El sujeto es identificado como la persona que estuvo junto a Héctor Melesio Cuén Ojeda durante el día en que fue asesinado en Sinaloa, evento que coincidió con el traslado forzado de Ismael ‘El Mayo’ Zambada hacia Estados Unidos.

El arresto se ejecutó en atención a una orden de aprehensión emitida por un juez de control federal. Las acusaciones señalan delitos de encubrimiento en el homicidio del político sinaloense, además de la aportación de testimonios falsos ante las autoridades de justicia.

Fausto Corrales Rodríguez es hijo de Víctor Antonio Corrales Burgueño, exrector de la Universidad Autónoma de Sinaloa (UAS). De acuerdo con los datos asentados en la investigación, el 25 de julio de 2024 Corrales acudió en compañía de Cuén Ojeda a una reunión en el rancho Huertos del Pedregal o ‘Santa Julia’, en las afueras de Culiacán.

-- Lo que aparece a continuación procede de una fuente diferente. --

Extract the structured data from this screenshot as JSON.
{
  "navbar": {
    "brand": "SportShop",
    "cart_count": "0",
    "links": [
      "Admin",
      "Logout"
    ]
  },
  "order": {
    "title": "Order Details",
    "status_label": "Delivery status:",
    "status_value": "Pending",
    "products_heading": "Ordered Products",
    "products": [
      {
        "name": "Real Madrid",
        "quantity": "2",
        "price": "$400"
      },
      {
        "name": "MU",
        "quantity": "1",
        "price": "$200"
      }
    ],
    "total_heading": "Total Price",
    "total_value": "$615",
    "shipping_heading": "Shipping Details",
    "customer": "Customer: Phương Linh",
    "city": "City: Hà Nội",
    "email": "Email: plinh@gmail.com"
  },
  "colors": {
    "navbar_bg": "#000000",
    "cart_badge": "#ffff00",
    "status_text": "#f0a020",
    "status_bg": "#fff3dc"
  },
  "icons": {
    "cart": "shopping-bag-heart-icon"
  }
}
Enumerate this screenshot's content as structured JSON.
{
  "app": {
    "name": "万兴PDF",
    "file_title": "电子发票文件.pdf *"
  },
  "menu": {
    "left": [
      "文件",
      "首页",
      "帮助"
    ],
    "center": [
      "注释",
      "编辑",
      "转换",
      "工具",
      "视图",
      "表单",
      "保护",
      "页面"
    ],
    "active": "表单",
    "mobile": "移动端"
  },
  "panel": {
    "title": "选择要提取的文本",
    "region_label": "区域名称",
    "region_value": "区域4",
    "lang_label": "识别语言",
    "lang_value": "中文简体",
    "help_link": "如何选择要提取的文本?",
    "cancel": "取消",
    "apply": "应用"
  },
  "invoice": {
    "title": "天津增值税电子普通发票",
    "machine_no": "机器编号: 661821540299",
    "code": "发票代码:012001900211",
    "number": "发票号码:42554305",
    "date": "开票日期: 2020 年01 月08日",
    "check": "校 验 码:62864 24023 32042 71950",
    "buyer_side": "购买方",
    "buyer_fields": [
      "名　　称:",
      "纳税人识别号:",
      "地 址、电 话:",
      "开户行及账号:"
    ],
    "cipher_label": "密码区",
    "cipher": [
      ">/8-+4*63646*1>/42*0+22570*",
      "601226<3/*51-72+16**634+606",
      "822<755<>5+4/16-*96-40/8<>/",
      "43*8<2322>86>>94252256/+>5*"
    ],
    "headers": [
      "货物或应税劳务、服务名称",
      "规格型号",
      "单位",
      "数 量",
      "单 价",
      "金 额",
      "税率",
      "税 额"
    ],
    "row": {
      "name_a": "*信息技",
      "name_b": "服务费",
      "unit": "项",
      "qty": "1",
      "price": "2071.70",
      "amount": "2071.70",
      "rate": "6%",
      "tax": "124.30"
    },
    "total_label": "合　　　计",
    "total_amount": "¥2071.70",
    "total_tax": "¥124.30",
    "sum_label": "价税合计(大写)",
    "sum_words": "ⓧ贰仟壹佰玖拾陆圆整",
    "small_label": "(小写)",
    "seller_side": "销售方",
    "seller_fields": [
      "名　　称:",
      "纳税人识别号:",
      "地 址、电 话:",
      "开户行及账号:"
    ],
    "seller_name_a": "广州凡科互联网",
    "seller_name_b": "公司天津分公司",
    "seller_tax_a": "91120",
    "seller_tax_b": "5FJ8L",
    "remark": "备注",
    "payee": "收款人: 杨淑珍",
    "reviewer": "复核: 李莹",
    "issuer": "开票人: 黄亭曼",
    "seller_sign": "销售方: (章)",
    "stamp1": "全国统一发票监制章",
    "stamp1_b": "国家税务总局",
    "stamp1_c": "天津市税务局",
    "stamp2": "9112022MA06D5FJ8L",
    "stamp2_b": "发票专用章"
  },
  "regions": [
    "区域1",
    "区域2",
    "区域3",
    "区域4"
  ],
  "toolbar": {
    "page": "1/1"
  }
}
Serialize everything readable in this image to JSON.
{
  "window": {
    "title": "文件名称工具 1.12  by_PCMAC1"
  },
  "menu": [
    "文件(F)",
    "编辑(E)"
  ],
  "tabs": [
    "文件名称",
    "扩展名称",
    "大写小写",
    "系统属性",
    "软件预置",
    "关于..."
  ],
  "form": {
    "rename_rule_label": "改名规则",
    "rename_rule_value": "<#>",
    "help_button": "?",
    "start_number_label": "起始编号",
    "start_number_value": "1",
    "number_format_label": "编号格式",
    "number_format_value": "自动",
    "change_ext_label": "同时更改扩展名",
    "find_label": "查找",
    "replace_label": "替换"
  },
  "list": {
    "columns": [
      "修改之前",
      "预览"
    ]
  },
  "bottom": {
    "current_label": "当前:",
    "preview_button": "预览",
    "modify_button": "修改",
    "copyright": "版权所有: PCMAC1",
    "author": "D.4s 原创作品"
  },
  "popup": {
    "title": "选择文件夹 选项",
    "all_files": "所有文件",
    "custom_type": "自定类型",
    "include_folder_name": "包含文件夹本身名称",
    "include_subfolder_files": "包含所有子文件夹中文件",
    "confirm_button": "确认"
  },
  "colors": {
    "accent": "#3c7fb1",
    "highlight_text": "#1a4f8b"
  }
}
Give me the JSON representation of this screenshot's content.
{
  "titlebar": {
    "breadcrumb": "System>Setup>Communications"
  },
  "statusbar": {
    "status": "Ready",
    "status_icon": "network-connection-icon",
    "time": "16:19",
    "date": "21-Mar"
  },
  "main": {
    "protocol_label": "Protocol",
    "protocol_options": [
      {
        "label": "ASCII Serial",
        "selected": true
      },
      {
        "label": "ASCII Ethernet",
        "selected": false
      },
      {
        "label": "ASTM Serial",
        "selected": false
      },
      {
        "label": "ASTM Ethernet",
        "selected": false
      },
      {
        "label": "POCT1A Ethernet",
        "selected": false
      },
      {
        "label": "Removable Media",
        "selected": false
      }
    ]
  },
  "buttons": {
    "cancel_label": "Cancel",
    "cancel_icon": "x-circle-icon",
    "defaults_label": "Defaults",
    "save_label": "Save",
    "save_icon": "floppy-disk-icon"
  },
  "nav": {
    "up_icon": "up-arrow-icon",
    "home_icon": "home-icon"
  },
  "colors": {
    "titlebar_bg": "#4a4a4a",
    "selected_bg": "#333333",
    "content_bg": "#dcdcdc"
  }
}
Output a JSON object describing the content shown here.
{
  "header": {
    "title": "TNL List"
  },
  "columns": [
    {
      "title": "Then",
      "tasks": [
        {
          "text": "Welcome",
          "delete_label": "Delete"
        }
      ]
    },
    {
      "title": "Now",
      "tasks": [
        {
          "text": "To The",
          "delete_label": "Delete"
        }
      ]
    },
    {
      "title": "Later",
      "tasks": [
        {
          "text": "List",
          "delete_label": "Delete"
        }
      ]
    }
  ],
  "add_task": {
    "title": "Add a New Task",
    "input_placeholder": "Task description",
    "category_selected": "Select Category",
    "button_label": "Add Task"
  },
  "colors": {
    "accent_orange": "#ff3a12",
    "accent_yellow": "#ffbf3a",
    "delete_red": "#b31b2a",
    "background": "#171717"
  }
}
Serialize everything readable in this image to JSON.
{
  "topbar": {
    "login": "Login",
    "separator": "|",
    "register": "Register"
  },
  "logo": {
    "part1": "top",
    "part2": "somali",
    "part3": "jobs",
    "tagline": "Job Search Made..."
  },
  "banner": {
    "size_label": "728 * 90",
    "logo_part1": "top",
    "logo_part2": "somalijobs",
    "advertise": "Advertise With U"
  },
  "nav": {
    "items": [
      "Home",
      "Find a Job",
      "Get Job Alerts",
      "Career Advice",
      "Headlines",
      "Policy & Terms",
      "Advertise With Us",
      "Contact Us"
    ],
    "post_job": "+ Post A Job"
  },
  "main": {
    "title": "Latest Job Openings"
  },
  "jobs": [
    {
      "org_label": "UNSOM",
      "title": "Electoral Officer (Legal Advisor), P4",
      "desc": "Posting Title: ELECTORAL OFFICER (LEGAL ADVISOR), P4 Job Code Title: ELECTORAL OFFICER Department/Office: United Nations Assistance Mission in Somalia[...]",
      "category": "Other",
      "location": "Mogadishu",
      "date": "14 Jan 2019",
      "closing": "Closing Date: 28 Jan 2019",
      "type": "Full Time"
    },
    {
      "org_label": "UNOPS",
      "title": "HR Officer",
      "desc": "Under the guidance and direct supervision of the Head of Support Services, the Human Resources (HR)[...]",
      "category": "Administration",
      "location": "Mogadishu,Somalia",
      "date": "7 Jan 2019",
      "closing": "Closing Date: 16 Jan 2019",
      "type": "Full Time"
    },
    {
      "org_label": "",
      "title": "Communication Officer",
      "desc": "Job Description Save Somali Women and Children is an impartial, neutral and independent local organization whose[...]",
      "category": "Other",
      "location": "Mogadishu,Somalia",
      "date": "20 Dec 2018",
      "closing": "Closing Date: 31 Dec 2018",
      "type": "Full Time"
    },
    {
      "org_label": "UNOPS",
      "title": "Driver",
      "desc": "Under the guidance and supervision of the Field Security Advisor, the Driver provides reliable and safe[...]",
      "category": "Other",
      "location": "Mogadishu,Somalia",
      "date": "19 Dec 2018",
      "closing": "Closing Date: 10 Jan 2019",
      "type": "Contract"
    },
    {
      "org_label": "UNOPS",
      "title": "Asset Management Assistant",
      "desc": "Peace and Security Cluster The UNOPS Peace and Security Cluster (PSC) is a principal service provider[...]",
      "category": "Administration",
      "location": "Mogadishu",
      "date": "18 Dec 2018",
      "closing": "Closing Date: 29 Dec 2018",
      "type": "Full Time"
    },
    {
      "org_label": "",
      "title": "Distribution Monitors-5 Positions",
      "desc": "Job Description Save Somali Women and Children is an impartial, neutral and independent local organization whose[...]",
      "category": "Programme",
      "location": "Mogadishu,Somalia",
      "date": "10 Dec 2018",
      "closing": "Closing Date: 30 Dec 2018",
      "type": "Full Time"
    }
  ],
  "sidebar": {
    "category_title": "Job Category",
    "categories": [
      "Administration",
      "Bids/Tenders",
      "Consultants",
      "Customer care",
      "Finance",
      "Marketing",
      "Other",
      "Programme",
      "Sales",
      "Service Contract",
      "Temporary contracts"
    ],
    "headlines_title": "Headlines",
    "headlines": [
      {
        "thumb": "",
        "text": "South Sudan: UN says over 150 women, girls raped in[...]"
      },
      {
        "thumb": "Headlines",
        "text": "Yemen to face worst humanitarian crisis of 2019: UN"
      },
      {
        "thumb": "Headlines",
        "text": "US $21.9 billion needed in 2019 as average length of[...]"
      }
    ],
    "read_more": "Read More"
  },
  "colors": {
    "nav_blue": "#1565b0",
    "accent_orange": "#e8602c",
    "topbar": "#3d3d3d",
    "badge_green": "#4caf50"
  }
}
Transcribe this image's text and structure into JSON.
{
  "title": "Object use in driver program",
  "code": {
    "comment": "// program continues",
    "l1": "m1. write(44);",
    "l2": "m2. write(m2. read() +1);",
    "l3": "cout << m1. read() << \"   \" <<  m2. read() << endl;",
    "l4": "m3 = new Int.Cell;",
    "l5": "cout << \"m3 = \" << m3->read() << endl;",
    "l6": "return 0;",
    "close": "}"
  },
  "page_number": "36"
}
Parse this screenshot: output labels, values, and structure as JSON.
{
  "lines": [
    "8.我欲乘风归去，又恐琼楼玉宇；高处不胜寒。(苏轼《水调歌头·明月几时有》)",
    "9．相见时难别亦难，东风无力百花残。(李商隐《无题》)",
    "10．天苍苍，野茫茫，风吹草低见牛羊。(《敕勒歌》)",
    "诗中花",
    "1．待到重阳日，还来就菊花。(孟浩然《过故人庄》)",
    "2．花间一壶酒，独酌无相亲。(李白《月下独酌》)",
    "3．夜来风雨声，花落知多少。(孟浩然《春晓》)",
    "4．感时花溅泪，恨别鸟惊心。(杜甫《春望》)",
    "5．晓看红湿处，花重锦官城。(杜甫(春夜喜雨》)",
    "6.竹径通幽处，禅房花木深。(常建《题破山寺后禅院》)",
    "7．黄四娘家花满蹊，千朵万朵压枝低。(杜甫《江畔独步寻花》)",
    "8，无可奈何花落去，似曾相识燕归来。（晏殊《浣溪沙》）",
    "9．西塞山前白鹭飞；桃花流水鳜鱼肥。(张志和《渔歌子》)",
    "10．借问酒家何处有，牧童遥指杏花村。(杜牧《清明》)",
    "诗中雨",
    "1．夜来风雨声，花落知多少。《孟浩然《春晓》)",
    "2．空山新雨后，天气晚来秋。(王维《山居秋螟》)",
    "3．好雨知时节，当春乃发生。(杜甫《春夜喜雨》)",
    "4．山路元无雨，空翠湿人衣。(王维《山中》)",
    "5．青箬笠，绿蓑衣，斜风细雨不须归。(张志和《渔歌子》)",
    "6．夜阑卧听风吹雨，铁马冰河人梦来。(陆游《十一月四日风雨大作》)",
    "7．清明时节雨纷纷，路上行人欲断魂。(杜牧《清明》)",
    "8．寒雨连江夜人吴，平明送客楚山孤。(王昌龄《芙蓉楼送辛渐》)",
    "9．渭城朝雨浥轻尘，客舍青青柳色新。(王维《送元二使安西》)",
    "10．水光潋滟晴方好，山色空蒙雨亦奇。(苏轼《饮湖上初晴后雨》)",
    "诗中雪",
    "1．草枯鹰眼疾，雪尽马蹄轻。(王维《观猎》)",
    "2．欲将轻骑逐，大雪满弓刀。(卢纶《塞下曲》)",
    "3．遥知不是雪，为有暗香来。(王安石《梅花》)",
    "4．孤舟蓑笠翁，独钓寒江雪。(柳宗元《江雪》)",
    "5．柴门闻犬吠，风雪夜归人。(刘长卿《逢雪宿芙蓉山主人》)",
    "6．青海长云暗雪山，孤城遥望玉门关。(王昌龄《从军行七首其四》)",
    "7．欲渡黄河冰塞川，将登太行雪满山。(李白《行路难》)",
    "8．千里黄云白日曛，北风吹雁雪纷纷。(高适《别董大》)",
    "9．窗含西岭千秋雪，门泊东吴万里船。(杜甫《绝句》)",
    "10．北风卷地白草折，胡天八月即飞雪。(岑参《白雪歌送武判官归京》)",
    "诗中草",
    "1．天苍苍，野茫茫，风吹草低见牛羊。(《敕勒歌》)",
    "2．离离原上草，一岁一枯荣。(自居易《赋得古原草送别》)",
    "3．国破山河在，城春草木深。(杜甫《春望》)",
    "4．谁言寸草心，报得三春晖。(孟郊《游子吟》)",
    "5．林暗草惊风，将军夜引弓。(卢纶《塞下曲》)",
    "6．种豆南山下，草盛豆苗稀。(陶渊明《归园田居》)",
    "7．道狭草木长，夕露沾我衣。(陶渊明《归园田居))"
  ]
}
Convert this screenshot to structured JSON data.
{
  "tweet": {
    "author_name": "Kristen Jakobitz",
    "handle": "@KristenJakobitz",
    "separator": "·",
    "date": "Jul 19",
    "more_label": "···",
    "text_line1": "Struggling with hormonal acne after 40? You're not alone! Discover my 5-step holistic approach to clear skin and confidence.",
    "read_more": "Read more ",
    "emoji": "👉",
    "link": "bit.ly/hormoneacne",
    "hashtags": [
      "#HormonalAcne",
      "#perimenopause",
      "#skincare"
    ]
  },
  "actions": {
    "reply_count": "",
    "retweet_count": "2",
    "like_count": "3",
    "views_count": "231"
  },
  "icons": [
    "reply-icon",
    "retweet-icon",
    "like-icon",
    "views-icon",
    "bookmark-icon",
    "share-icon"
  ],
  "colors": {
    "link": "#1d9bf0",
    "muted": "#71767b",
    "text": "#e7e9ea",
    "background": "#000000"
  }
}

Las indagatorias del Ministerio Público Federal señalan que en esa propiedad privada le quitaron la vida al exrector de la universidad y se concretó el secuestro de Zambada. El arresto representa la primera medida judicial firme contra un involucrado tras un largo periodo de investigaciones sin personas procesadas.

Dio información falsa

Las autoridades concluyeron que el acusado ofreció datos contradictorios y ocultó información para alterar la verdad de los acontecimientos e impedir el avance de las pesquisas.

En sus primeras comparecencias ante la autoridad de Sinaloa, Corrales mintió al señalar que dos personas a bordo de una motocicleta atacaron a disparos a Cuén Ojeda en una gasolinera de Pemex en la zona de La Presita, mientras abastecían gasolina al salir del rancho.

Sin embargo, dicho relato quedó desmentido tras los análisis de los peritos. La grabación presentada para sustentar ese testimonio no tenía audio, el personal que trabajaba en el establecimiento negó haber escuchado disparos de arma de fuego y la necropsia reveló cuatro impactos de bala en el cuerpo de la víctima, cifra que no coincidía con la única detonación observada en el video.

Las pruebas obtenidas en la finca Huertos del Pedregal confirmaron la presencia de rastros hemáticos pertenecientes a Cuén Ojeda, lo que ubicó la agresión dentro de ese predio y no en la gasolinera. Tras quedar al descubierto el montaje armado en las instancias locales, la entonces titular de la fiscalía sinaloense, Sara Bruna Quiñónez, renunció a su cargo el 16 de agosto de 2024.